AVS 55th International Symposium & Exhibition | |
Biomaterial Interfaces | Wednesday Sessions |
Session BI+NC-WeM |
Session: | Quantitative Nanoscale Sensing and Single Molecule Techniques |
Presenter: | A.M. Armani, University of Southern California |
Correspondent: | Click to Email |
For many biological and chemical experiments, a sensor must have high sensitivity, high specificity, and fast response time. There are many technologies which are able to achieve one or two of these three requirements, but many still face fundamental sensitivity or response limitations.
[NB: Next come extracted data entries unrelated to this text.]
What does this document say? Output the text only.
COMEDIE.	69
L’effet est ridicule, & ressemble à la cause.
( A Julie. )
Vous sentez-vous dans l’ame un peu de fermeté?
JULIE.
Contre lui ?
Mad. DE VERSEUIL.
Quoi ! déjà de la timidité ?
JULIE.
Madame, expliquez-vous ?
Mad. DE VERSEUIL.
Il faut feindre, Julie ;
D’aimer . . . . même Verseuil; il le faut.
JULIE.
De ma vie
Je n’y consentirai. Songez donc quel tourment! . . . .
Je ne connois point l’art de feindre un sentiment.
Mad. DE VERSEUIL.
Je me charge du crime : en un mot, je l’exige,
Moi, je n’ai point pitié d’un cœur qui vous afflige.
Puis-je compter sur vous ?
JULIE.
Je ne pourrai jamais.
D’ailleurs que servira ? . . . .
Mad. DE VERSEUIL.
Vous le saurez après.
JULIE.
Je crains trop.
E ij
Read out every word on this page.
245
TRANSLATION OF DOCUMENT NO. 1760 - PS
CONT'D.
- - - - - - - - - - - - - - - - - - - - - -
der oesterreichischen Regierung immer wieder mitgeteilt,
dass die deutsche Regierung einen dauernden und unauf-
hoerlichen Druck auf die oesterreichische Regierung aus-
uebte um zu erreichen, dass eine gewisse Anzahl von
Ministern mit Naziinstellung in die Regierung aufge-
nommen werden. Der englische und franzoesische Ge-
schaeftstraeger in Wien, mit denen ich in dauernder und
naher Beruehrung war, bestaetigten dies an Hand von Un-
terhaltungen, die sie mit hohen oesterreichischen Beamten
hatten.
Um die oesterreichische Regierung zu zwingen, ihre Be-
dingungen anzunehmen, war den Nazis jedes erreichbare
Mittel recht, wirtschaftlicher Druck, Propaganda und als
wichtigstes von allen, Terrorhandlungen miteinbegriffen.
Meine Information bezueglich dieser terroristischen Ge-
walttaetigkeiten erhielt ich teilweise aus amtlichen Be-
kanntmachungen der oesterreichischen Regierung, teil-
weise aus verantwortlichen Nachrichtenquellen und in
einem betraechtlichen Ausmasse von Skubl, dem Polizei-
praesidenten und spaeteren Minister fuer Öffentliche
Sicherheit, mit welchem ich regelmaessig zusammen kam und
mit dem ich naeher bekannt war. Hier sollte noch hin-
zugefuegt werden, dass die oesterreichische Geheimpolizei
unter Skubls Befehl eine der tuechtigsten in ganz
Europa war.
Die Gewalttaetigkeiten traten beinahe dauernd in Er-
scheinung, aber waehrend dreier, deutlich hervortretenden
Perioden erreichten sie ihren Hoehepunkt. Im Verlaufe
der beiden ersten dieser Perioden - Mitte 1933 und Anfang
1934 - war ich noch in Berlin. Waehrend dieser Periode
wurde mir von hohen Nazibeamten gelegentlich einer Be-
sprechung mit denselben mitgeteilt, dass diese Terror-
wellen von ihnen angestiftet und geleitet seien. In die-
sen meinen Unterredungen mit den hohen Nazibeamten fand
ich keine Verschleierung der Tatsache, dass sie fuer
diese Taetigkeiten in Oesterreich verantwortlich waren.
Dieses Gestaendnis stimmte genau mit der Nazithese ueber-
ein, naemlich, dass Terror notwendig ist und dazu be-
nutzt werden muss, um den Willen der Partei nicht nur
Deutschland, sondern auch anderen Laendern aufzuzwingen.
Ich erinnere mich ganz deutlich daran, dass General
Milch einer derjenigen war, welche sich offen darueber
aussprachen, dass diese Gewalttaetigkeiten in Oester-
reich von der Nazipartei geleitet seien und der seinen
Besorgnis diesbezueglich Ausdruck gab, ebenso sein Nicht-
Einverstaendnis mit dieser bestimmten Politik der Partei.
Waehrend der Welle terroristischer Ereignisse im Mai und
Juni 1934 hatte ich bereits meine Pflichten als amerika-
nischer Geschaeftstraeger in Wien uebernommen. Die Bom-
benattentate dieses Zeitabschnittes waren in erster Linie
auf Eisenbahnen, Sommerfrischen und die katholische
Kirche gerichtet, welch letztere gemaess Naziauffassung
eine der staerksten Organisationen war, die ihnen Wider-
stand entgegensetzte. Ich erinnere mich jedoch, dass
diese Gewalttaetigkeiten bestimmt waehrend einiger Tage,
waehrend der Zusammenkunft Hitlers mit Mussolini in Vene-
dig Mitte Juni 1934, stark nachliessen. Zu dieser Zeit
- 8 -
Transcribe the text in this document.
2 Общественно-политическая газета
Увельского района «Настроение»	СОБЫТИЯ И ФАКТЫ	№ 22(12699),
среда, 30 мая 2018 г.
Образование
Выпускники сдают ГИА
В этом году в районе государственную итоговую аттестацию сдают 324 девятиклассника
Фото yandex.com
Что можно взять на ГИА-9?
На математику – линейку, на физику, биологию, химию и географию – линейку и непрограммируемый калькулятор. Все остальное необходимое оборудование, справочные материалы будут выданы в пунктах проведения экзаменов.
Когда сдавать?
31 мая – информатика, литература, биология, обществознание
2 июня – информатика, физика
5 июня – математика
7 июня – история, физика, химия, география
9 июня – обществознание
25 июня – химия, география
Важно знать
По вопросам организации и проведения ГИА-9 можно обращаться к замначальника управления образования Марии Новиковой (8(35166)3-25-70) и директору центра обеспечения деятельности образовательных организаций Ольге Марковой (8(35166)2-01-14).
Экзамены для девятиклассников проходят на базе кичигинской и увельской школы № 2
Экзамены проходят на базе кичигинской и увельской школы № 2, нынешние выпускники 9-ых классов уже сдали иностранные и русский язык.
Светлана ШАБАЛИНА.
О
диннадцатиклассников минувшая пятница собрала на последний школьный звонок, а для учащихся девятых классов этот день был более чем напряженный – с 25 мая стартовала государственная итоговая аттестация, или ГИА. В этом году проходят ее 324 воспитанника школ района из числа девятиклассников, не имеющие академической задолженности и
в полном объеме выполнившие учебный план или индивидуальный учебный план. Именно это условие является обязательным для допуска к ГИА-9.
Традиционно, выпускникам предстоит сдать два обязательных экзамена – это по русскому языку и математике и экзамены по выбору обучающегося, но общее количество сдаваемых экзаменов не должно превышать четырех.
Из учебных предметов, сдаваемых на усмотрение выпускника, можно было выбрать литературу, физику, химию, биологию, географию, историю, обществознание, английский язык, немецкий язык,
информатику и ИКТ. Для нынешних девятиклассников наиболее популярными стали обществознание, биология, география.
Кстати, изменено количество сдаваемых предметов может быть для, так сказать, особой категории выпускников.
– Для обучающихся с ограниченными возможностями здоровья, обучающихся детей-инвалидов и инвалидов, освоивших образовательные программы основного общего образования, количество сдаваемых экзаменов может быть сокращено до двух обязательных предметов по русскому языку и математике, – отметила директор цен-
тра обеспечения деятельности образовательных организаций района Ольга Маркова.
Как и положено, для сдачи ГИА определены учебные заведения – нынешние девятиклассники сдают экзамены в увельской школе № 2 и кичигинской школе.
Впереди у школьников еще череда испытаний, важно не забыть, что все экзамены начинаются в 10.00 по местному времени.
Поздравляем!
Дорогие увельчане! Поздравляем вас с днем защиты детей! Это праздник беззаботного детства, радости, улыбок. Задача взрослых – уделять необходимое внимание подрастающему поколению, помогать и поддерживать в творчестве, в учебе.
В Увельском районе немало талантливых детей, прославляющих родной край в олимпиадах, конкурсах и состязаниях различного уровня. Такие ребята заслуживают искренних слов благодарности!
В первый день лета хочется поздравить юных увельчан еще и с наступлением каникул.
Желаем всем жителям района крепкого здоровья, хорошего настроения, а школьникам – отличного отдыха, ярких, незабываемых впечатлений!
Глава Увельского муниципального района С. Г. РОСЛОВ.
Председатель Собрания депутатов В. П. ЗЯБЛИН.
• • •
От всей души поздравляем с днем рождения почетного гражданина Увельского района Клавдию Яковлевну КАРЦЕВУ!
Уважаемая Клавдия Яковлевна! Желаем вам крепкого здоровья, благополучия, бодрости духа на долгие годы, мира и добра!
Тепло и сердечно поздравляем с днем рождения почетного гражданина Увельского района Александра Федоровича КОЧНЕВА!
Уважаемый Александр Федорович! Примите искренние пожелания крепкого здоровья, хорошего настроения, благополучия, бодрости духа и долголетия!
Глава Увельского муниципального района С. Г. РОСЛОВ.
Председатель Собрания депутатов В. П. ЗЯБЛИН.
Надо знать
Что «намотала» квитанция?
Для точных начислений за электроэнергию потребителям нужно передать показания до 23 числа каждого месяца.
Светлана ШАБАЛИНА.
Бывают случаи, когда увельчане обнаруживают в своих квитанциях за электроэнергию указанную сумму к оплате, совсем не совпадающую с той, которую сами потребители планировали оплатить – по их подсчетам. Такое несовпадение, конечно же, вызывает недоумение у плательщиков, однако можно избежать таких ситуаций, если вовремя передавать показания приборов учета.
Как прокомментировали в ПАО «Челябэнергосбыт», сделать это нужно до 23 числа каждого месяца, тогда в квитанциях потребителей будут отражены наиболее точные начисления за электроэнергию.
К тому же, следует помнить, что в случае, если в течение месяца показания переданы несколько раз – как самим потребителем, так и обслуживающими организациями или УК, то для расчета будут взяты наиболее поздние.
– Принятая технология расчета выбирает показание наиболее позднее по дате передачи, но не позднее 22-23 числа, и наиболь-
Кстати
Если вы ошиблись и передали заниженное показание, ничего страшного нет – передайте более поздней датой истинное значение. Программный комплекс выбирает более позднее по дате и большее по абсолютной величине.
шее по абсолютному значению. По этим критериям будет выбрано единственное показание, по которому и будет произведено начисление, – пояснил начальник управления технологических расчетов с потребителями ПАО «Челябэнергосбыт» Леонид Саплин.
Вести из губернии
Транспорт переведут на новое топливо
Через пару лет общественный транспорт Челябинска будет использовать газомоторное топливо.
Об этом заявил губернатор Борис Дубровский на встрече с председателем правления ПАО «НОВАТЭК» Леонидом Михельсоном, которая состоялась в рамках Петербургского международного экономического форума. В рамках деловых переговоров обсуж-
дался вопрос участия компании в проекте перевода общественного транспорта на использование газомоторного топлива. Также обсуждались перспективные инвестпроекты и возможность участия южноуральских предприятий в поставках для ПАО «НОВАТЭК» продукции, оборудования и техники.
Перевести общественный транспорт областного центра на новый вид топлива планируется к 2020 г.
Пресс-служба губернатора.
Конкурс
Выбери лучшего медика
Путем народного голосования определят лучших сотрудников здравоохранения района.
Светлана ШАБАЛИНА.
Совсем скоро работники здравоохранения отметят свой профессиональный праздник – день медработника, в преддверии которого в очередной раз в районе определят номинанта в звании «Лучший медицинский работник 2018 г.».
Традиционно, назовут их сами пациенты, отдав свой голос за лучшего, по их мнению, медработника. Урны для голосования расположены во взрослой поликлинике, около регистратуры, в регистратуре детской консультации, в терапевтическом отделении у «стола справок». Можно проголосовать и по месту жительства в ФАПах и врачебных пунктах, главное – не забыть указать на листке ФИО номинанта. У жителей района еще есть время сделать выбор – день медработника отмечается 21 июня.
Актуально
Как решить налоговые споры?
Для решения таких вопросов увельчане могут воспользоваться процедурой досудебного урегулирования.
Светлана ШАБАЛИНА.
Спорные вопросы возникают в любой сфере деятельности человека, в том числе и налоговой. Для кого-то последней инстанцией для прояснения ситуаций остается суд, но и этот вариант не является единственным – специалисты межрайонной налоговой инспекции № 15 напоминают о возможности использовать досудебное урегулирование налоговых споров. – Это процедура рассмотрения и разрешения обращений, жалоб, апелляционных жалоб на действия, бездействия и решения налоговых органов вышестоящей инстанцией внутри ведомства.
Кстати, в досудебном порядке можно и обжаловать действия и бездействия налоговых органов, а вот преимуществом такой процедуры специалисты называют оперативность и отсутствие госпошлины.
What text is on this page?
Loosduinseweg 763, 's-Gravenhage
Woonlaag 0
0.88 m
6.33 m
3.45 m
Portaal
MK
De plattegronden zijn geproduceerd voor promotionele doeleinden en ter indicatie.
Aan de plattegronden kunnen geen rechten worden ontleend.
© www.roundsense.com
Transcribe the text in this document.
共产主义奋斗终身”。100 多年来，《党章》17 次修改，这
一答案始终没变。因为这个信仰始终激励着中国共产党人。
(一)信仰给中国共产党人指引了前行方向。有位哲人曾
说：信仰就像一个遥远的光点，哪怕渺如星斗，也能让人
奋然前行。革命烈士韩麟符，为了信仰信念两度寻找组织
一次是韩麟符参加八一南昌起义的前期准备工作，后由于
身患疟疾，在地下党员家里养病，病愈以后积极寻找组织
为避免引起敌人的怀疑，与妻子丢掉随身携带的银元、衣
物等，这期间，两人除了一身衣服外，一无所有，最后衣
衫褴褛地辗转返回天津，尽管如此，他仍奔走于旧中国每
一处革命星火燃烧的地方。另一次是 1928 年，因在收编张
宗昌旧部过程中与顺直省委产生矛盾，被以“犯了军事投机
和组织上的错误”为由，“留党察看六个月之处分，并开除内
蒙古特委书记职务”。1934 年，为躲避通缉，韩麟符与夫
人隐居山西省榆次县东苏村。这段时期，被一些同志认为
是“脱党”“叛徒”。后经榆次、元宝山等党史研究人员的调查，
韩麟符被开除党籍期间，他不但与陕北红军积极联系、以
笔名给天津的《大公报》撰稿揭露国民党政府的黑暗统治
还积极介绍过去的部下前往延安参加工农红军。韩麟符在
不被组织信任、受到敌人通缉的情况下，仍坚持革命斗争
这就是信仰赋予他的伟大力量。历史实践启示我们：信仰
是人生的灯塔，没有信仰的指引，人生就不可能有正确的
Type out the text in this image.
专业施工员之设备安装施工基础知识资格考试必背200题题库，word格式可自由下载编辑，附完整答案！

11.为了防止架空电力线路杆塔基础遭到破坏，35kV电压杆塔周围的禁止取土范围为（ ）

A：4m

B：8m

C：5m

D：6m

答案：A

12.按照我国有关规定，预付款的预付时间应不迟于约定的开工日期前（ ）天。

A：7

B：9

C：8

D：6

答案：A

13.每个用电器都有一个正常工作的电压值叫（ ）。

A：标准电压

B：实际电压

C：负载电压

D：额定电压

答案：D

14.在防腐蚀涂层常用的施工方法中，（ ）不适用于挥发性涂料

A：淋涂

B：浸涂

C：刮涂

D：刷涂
Silica optical resonators are able to overcome these limitations because of the high quality factor (Q).1,2 In their application as a single molecule sensor, the sensitivity is derived from the long photon lifetime inside the microcavity, and the specificity is derived from functionalization of the silica surface. During the initial series of label-free detection experiments, pure Interleukin-2 (IL-2) solutions were injected into the volume surrounding the microtoroid. The microtoroid successfully detected step-like shifts in resonance wavelength from individual IL-2 molecules binding. Additional experiments have shown that even in the more complex environment of serum individual binding events of IL-2 are still resolved.3 Therefore, this single molecule sensor will enable research in new areas of biophysics and cell biology. Acknowledgements: The author would like to thank Prof. Richard Flagan, Prof. Scott Fraser, and Dr. Rajan Kulkarni at the California Institute of Technology. A.M. Armani is supported by the Provost’s Initiative for Biomedical Nanoscience and the WiSE Program at the University of Southern California.
1 A. M. Armani, D. K. Armani, B. Min, K. J. Vahala, and S. M. Spillane, Applied Physics Letters, vol. 87, pp. 151118, 2005.
2 Armani, D. K., Kippenberg, T. J., Spillane, S. M. & Vahala, K. J. Ultra-high-Q toroid microcavity on a chip. Nature 421, 925-928 (2003).
3 A. M. Armani, R. P. Kulkarni, S. E. Fraser, R. C. Flagan, and K. J. Vahala, Science, vol. 317, pp. 783 (2007).